Monday, November 2, 2009
Convention Center, Exhibit Hall BC, Second Floor
Abstract:
Successful management of soil test phosphorus (STP) is dependant on the ability to predict responses to specific amendments at agronomically relevant levels. Absent of timely soil testing the most practical way to predict a soil’s future fertility is to model a post-harvest soil test response. Conceptually, this is similar to predicting residually available nitrogen (N) from organic fertilizer applications. With N, cultural practices and weather dictate how various fractions are accounted for followed by calculations to estimate the rate of mineralization and subsequent availability over one or more growing seasons. Phosphorus (P) management is at times over simplified. Often, P is added as organic and inorganic P from organic fertilizers applications made on a N basis. When the soil is not tested annually, STP levels are assumed to increase at one unit per unit of total P added, less crop removal.
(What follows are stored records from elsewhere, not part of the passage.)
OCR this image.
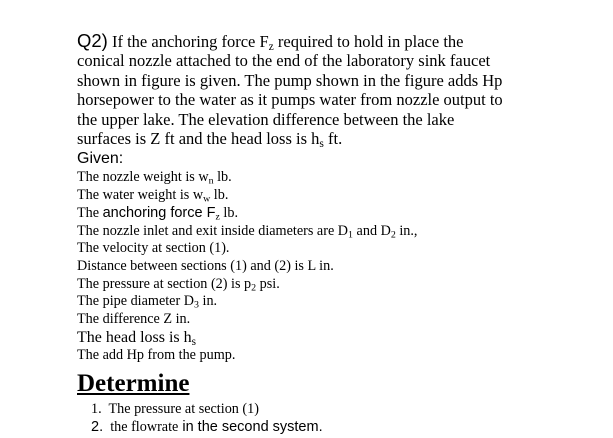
Q2) If the anchoring force $F_z$ required to hold in place the
conical nozzle attached to the end of the laboratory sink faucet
shown in figure is given. The pump shown in the figure adds Hp
horsepower to the water as it pumps water from nozzle output to
the upper lake. The elevation difference between the lake
surfaces is Z ft and the head loss is $h_s$ ft.
Given:
The nozzle weight is $w_n$ lb.
The water weight is $w_w$ lb.
The anchoring force $F_z$ lb.
The nozzle inlet and exit inside diameters are $D_1$ and $D_2$ in.,
The velocity at section (1).
Distance between sections (1) and (2) is L in.
The pressure at section (2) is $p_2$ psi.
The pipe diameter $D_3$ in.
The difference Z in.
The head loss is $h_s$
The add Hp from the pump.
Determine
1. The pressure at section (1)
2. the flowrate in the second system.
In instances of low STP levels, high P sorption capacity or fertilizer sources with high percentages of stable organic P, such an overly simplified model could be overestimating STP levels. To develop a more effective model for estimating STP change, greenhouse trials were conducted to evaluate STP levels relative to chemical and organic P input in the presence of actively growing vegetation, across a taxonomically diverse group of benchmark soils from West Virginia pastures. The data collected was used to develop a series of predictive models for Mehlic 1 STP response. The constructed models were an overall model, a taxonomically segregated model, and a pedotransfer function model.